Workers in a given industry are the ones who know how to produce in
the most efficient way and are best placed to exercise control and
accountability.
-
Workers’ control and management
must spread to all state-owned companies and institutions. It cannot
be argued that this cannot be implemented in strategic industries.
It was precisely the workers who defeated the lockout and sabotage
through workers’ control. Workers’ control and management is the
best guarantee that these strategic industries are managed to the
benefit of the working people of Venezuela and are defended against
any attack by the oligarchy and imperialism.
-
Workers’ control and management
must be applied to all aspects of industry and not be limited to
secondary matters. The companies’ books must be opened and all
information be put in the hands of the workers. In every company
there should be a Committees of Workers’ Management elected by the
workers’ assemblies and with the right of recall. The workers’
representatives elected to these committees must keep the same wage
they had before being elected. Without privileges there is no
bureaucracy.
-
Workers in occupied factories need
to coordinate amongst themselves and with the workers in the
state-owned industries. Committees of Economic Planning should be
set up in every sector of activity and branch of industry. The
representatives to these committees should be democratically elected
by the workers, with the right of recall and should not have any
wage privilege, only the necessary paid time to carry out their
duties.
-
The struggle for the recovery of
companies and for workers’ management is part of the struggle
against the anarchy of capitalism which condemns the majority of the
population to hunger, poverty, unemployment and the informal
economy. In order to guarantee the success of this struggle we must
fight for the nationalisation of the banking system under workers’

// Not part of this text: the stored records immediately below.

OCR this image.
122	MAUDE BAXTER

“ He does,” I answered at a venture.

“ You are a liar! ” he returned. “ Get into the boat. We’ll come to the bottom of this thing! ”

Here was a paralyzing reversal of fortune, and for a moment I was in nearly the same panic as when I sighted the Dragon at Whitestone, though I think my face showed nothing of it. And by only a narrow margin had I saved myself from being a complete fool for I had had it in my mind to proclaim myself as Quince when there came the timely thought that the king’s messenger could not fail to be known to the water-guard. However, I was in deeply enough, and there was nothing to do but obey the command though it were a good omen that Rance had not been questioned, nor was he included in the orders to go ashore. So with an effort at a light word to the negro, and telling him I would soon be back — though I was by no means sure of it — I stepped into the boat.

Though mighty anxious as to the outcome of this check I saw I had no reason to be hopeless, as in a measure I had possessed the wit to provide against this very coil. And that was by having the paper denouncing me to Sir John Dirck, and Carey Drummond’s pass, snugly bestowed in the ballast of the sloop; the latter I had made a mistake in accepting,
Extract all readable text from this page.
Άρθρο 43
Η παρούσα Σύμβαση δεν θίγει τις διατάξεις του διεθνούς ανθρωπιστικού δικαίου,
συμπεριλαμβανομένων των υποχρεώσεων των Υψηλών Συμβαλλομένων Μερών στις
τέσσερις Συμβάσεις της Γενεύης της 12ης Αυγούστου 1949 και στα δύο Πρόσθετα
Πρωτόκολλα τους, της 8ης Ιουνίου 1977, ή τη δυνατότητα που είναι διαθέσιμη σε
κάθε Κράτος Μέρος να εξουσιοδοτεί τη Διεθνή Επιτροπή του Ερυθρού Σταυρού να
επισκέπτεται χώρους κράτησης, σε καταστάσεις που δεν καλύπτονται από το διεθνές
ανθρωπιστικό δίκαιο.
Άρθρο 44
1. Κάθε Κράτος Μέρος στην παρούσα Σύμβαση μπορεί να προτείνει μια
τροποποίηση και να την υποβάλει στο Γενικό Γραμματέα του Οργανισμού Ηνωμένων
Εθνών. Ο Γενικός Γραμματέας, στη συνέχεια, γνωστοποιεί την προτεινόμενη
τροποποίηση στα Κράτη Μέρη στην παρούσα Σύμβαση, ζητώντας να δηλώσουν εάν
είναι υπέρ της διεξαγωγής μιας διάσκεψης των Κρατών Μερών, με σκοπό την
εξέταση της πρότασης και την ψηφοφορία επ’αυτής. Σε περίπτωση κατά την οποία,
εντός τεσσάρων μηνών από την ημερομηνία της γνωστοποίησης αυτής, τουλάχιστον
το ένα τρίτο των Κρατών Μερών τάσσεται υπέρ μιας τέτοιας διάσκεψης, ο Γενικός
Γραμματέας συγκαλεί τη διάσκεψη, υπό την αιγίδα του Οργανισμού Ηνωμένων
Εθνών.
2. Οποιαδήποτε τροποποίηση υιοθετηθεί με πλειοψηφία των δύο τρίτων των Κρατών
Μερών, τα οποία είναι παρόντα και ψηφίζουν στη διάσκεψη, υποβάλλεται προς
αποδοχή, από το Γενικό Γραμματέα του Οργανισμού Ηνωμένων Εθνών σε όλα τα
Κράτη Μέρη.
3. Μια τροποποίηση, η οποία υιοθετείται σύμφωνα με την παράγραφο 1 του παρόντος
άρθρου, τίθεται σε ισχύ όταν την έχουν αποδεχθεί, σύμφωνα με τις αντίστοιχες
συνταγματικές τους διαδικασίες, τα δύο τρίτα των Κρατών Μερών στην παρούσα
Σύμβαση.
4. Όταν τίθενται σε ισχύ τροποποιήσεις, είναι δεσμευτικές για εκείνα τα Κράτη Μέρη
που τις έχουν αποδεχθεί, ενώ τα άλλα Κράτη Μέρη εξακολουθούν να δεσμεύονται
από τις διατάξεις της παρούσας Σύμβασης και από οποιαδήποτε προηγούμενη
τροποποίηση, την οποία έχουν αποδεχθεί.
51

control in order to be able to give cheap credit to the recovered
companies. In order to achieve democratic planning of the economy by
the workers in the interest of the people, we must also fight for
the nationalisation of the country’s monopoly groups which control
the distribution of food, telecommunications, manufacturing
production, transport, etc. This would lay the basis for a socialist
economy, democratically planned by Committees of Economic Planning
at local, regional and national level.
The debate opened within the Bolivarian
Revolution on workers’ management, factory occupations and
socialism of the 21st century, is a debate that goes
beyond the borders of Venezuela. The working class of other countries
watches with interest this debate and the Venezuelan workers can also
learn from the experiences of workers of other countries. The only
trustworthy allies of the Venezuelan working class and poor people
are the workers and peasants of other countries. Our enemy is the
same: capitalism, imperialism and the oligarchy. Our struggle is the
same. If the capitalist system is a worldwide system of imperialist
domination, the struggle of the workers for socialism can only be
international. For this reason the Revolutionary Marxist Current is
part of the International Marxist Tendency. In our view the ideas of
scientific socialism, of Marxism, are the only ones that can bring
the working class to victory.
Long live the Bolivarian
Revolution!
Long live proletarian
internationalism – workers of the world: UNITE!